Love the P61 pic! NO surprise there! Great shots! Thanks for posting. I need to make it out there someday.


----------



## Geedee (Jan 10, 2009)

.


----------



## Geedee (Jan 10, 2009)

.


----------



## Geedee (Jan 10, 2009)

.


----------



## mudpuppy (Jan 10, 2009)

Cool postings with these pics, Gary. I have cousins near there, that have told me some about the museum. I didn't know they had the dioramas set up on some planes, though.
Thanks,
Derek


----------



## Airframes (Jan 11, 2009)

Superb collection of pics Gary, thanks for posting them.


----------



## Micdrow (Jan 11, 2009)

Many thanks for the pictures Gary, one of the hot spot musuems I want to visit.


----------



## Wildcat (Jan 11, 2009)

What an awesome museum! Love the crashed BT-13 diorama with the pilot getting an ar*e kicking!  Shame they didn't paint the Beaufighter in its origianl colours, being a RAAF combat vet and all. Oh well.


----------



## proton45 (Jan 11, 2009)

Wow, nice... I have family that lives near Dayton and I really have to visit them soon.


----------



## Crunch (Jan 12, 2009)

What an unreal collection!


----------



## wilbur1 (Jan 12, 2009)

Great shots Gary!!!!!!!!!! wonder if any of those old birds are flyable?


----------



## Messy1 (Jan 12, 2009)

I think on the website it tells you which ones are and which aren't. It's a nice site, worth the visit online.


----------



## evangilder (Jan 12, 2009)

I used to frequent the museum years ago as a child, before we moved to Wisconsin. It truly is a marvelous museum and I long to go back one day. Nice shots, Gary, that place is a tough place to shoot with the lighting.


----------



## DBII (Jan 12, 2009)

Nice work. I went back in 2007. I shot 35 rolls of film. How did you get get such clear photos? I pick up a new flash for the trip and the exposure was never beter than just ok. 

The place is haunted. There was a concentration camp exhibit when I was there. We stayed untill closing and there was not many people there because of the rain. You could fell the ghost everywhere. 

DBII


----------



## Aaron Brooks Wolters (Jan 12, 2009)

Great shots geedee.

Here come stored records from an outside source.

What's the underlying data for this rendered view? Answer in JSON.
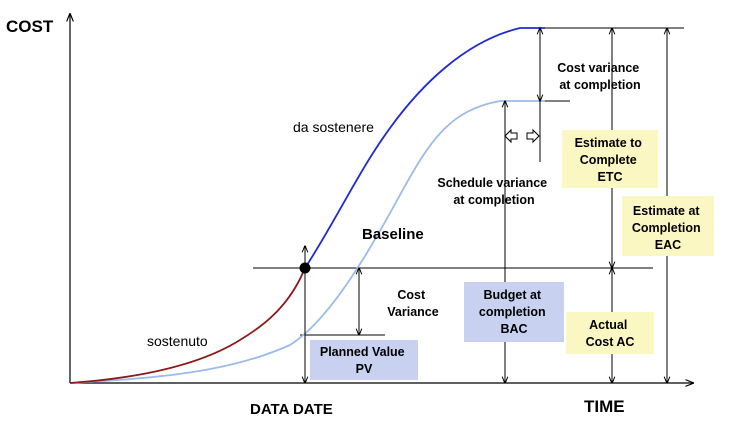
{
  "axes": {
    "y_label": "COST",
    "x_label": "TIME",
    "data_date_label": "DATA DATE"
  },
  "curves": {
    "actual_label": "sostenuto",
    "forecast_label": "da sostenere",
    "baseline_label": "Baseline",
    "colors": {
      "actual": "#8b1a1a",
      "forecast": "#1e2ad6",
      "baseline": "#9bbbe8"
    }
  },
  "annotations": {
    "cost_variance_at_completion": [
      "Cost variance",
      "at completion"
    ],
    "schedule_variance_at_completion": [
      "Schedule variance",
      "at completion"
    ],
    "cost_variance": [
      "Cost",
      "Variance"
    ]
  },
  "boxes": {
    "planned_value": {
      "lines": [
        "Planned Value",
        "PV"
      ],
      "color": "#c8d2f0"
    },
    "budget_at_completion": {
      "lines": [
        "Budget at",
        "completion",
        "BAC"
      ],
      "color": "#c8d2f0"
    },
    "estimate_to_complete": {
      "lines": [
        "Estimate to",
        "Complete",
        "ETC"
      ],
      "color": "#fbf7c3"
    },
    "estimate_at_completion": {
      "lines": [
        "Estimate at",
        "Completion",
        "EAC"
      ],
      "color": "#fbf7c3"
    },
    "actual_cost": {
      "lines": [
        "Actual",
        "Cost AC"
      ],
      "color": "#fbf7c3"
    }
  },
  "schedule_arrow_icons": [
    "left-hollow-arrow-icon",
    "right-hollow-arrow-icon"
  ]
}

Thank you.


----------



## Shinpachi (Jan 13, 2009)

A range of great photos!
Thank you very much, Gary. I've forgot my time passing.

Shinpachi @work.


----------



## Geedee (Jan 13, 2009)

Thanks guys.

DBII, I use a Canon digital now for all my pics whether its planes, animals or my sons MX racing as it quite simply makes better pics with its inbuilt programming than I could ever hope to achieve with my old manual 'wet film' 35mm SLR (Pracktica MTL 3...yes I know its old !!!).

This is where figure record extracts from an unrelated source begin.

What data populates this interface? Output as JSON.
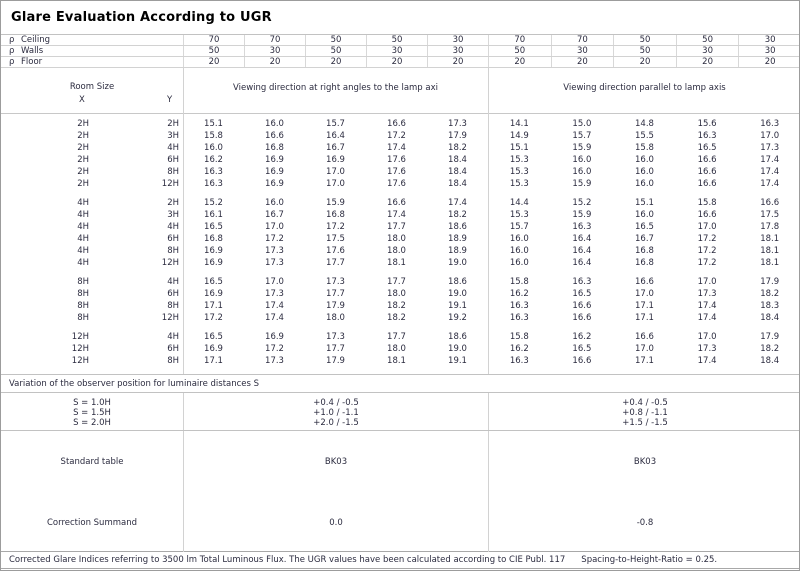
{
  "title": "Glare Evaluation According to UGR",
  "reflectance": {
    "rows": [
      {
        "symbol": "ρ",
        "label": "Ceiling",
        "values": [
          "70",
          "70",
          "50",
          "50",
          "30",
          "70",
          "70",
          "50",
          "50",
          "30"
        ]
      },
      {
        "symbol": "ρ",
        "label": "Walls",
        "values": [
          "50",
          "30",
          "50",
          "30",
          "30",
          "50",
          "30",
          "50",
          "30",
          "30"
        ]
      },
      {
        "symbol": "ρ",
        "label": "Floor",
        "values": [
          "20",
          "20",
          "20",
          "20",
          "20",
          "20",
          "20",
          "20",
          "20",
          "20"
        ]
      }
    ]
  },
  "header": {
    "room_size": "Room Size",
    "x_label": "X",
    "y_label": "Y",
    "left_heading": "Viewing direction at right angles to the lamp axi",
    "right_heading": "Viewing direction parallel to lamp axis"
  },
  "ugr_table": {
    "blocks": [
      {
        "rows": [
          {
            "x": "2H",
            "y": "2H",
            "left": [
              "15.1",
              "16.0",
              "15.7",
              "16.6",
              "17.3"
            ],
            "right": [
              "14.1",
              "15.0",
              "14.8",
              "15.6",
              "16.3"
            ]
          },
          {
            "x": "2H",
            "y": "3H",
            "left": [
              "15.8",
              "16.6",
              "16.4",
              "17.2",
              "17.9"
            ],
            "right": [
              "14.9",
              "15.7",
              "15.5",
              "16.3",
              "17.0"
            ]
          },
          {
            "x": "2H",
            "y": "4H",
            "left": [
              "16.0",
              "16.8",
              "16.7",
              "17.4",
              "18.2"
            ],
            "right": [
              "15.1",
              "15.9",
              "15.8",
              "16.5",
              "17.3"
            ]
          },
          {
            "x": "2H",
            "y": "6H",
            "left": [
              "16.2",
              "16.9",
              "16.9",
              "17.6",
              "18.4"
            ],
            "right": [
              "15.3",
              "16.0",
              "16.0",
              "16.6",
              "17.4"
            ]
          },
          {
            "x": "2H",
            "y": "8H",
            "left": [
              "16.3",
              "16.9",
              "17.0",
              "17.6",
              "18.4"
            ],
            "right": [
              "15.3",
              "16.0",
              "16.0",
              "16.6",
              "17.4"
            ]
          },
          {
            "x": "2H",
            "y": "12H",
            "left": [
              "16.3",
              "16.9",
              "17.0",
              "17.6",
              "18.4"
            ],
            "right": [
              "15.3",
              "15.9",
              "16.0",
              "16.6",
              "17.4"
            ]
          }
        ]
      },
      {
        "rows": [
          {
            "x": "4H",
            "y": "2H",
            "left": [
              "15.2",
              "16.0",
              "15.9",
              "16.6",
              "17.4"
            ],
            "right": [
              "14.4",
              "15.2",
              "15.1",
              "15.8",
              "16.6"
            ]
          },
          {
            "x": "4H",
            "y": "3H",
            "left": [
              "16.1",
              "16.7",
              "16.8",
              "17.4",
              "18.2"
            ],
            "right": [
              "15.3",
              "15.9",
              "16.0",
              "16.6",
              "17.5"
            ]
          },
          {
            "x": "4H",
            "y": "4H",
            "left": [
              "16.5",
              "17.0",
              "17.2",
              "17.7",
              "18.6"
            ],
            "right": [
              "15.7",
              "16.3",
              "16.5",
              "17.0",
              "17.8"
            ]
          },
          {
            "x": "4H",
            "y": "6H",
            "left": [
              "16.8",
              "17.2",
              "17.5",
              "18.0",
              "18.9"
            ],
            "right": [
              "16.0",
              "16.4",
              "16.7",
              "17.2",
              "18.1"
            ]
          },
          {
            "x": "4H",
            "y": "8H",
            "left": [
              "16.9",
              "17.3",
              "17.6",
              "18.0",
              "18.9"
            ],
            "right": [
              "16.0",
              "16.4",
              "16.8",
              "17.2",
              "18.1"
            ]
          },
          {
            "x": "4H",
            "y": "12H",
            "left": [
              "16.9",
              "17.3",
              "17.7",
              "18.1",
              "19.0"
            ],
            "right": [
              "16.0",
              "16.4",
              "16.8",
              "17.2",
              "18.1"
            ]
          }
        ]
      },
      {
        "rows": [
          {
            "x": "8H",
            "y": "4H",
            "left": [
              "16.5",
              "17.0",
              "17.3",
              "17.7",
              "18.6"
            ],
            "right": [
              "15.8",
              "16.3",
              "16.6",
              "17.0",
              "17.9"
            ]
          },
          {
            "x": "8H",
            "y": "6H",
            "left": [
              "16.9",
              "17.3",
              "17.7",
              "18.0",
              "19.0"
            ],
            "right": [
              "16.2",
              "16.5",
              "17.0",
              "17.3",
              "18.2"
            ]
          },
          {
            "x": "8H",
            "y": "8H",
            "left": [
              "17.1",
              "17.4",
              "17.9",
              "18.2",
              "19.1"
            ],
            "right": [
              "16.3",
              "16.6",
              "17.1",
              "17.4",
              "18.3"
            ]
          },
          {
            "x": "8H",
            "y": "12H",
            "left": [
              "17.2",
              "17.4",
              "18.0",
              "18.2",
              "19.2"
            ],
            "right": [
              "16.3",
              "16.6",
              "17.1",
              "17.4",
              "18.4"
            ]
          }
        ]
      },
      {
        "rows": [
          {
            "x": "12H",
            "y": "4H",
            "left": [
              "16.5",
              "16.9",
              "17.3",
              "17.7",
              "18.6"
            ],
            "right": [
              "15.8",
              "16.2",
              "16.6",
              "17.0",
              "17.9"
            ]
          },
          {
            "x": "12H",
            "y": "6H",
            "left": [
              "16.9",
              "17.2",
              "17.7",
              "18.0",
              "19.0"
            ],
            "right": [
              "16.2",
              "16.5",
              "17.0",
              "17.3",
              "18.2"
            ]
          },
          {
            "x": "12H",
            "y": "8H",
            "left": [
              "17.1",
              "17.3",
              "17.9",
              "18.1",
              "19.1"
            ],
            "right": [
              "16.3",
              "16.6",
              "17.1",
              "17.4",
              "18.4"
            ]
          }
        ]
      }
    ]
  },
  "variation": {
    "note": "Variation of the observer position for luminaire distances S",
    "rows": [
      {
        "label": "S = 1.0H",
        "left": "+0.4 / -0.5",
        "right": "+0.4 / -0.5"
      },
      {
        "label": "S = 1.5H",
        "left": "+1.0 / -1.1",
        "right": "+0.8 / -1.1"
      },
      {
        "label": "S = 2.0H",
        "left": "+2.0 / -1.5",
        "right": "+1.5 / -1.5"
      }
    ]
  },
  "summary": {
    "standard_table_label": "Standard table",
    "standard_table_left": "BK03",
    "standard_table_right": "BK03",
    "correction_label": "Correction Summand",
    "correction_left": "0.0",
    "correction_right": "-0.8"
  },
  "footer": {
    "text1": "Corrected Glare Indices referring to 3500 lm Total Luminous Flux. The UGR values have been calculated according to CIE Publ. 117",
    "text2": "Spacing-to-Height-Ratio = 0.25."
  },
  "colors": {
    "background": "#ffffff",
    "text": "#2b2b3f",
    "border_light": "#d2d2d2",
    "border_medium": "#c2c2c2",
    "border_outer": "#9c9c9c"
  }
}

For the shots in the museum, I simply told my Canon....OK, I moved a dial !...that I didnt want to use flash, bolted it to my tripod and started snapping away. I left all the metering, aperature, and other techie bits to the camera to decide. I think the longest exposure was just short of 50 odd seconds and that was getting the nose art on the 'Spooky' C130 I was blown away with the results as I have never been able to take pics of that quality before.

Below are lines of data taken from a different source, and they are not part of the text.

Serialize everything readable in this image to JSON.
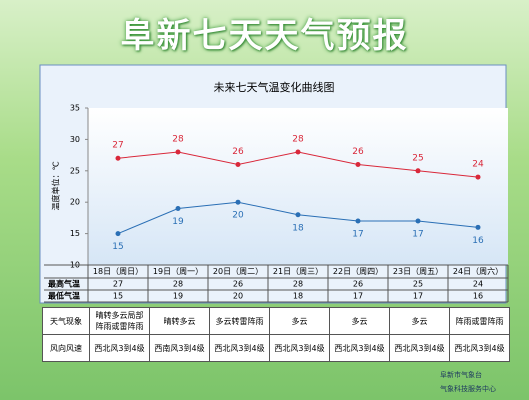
{
  "header": {
    "title": "阜新七天天气预报"
  },
  "chart_data": {
    "type": "line",
    "title": "未来七天气温变化曲线图",
    "y_label": "温度单位：℃",
    "categories": [
      "18日（周日）",
      "19日（周一）",
      "20日（周二）",
      "21日（周三）",
      "22日（周四）",
      "23日（周五）",
      "24日（周六）"
    ],
    "series": [
      {
        "name": "最高气温",
        "color": "#d9283a",
        "values": [
          27,
          28,
          26,
          28,
          26,
          25,
          24
        ]
      },
      {
        "name": "最低气温",
        "color": "#2a6fb5",
        "values": [
          15,
          19,
          20,
          18,
          17,
          17,
          16
        ]
      }
    ],
    "ylim": [
      10,
      35
    ],
    "yticks": [
      10,
      15,
      20,
      25,
      30,
      35
    ],
    "grid": false
  },
  "weather_table": {
    "rows": [
      {
        "label": "天气现象",
        "cells": [
          "晴转多云局部阵雨或雷阵雨",
          "晴转多云",
          "多云转雷阵雨",
          "多云",
          "多云",
          "多云",
          "阵雨或雷阵雨"
        ]
      },
      {
        "label": "风向风速",
        "cells": [
          "西北风3到4级",
          "西南风3到4级",
          "西北风3到4级",
          "西北风3到4级",
          "西北风3到4级",
          "西北风3到4级",
          "西北风3到4级"
        ]
      }
    ]
  },
  "footer": {
    "line1": "阜新市气象台",
    "line2": "气象科技服务中心"
  }
}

Shinpachi...hope you didnt get into too much trouble at work !...teehee


----------



## Messy1 (Jan 13, 2009)

I plan on getting a nicer digital camera in the future. Right now I just have a little Panasonic. What model Canon do you have Gary?


----------



## Heinz (Jan 14, 2009)

Thanks Gary wonderful selection of shots. Yet another museum on my 'to see' list.


----------



## Shinpachi (Jan 15, 2009)

Geedee said:


> Shinpachi...hope you didnt get into too much trouble at work !...teehee



No trouble at all. Thank you for your care


----------



## Wayne Little (Jan 18, 2009)

fantastic shots Gary, thanks for posting....would certainly like to stop by for a visit.


----------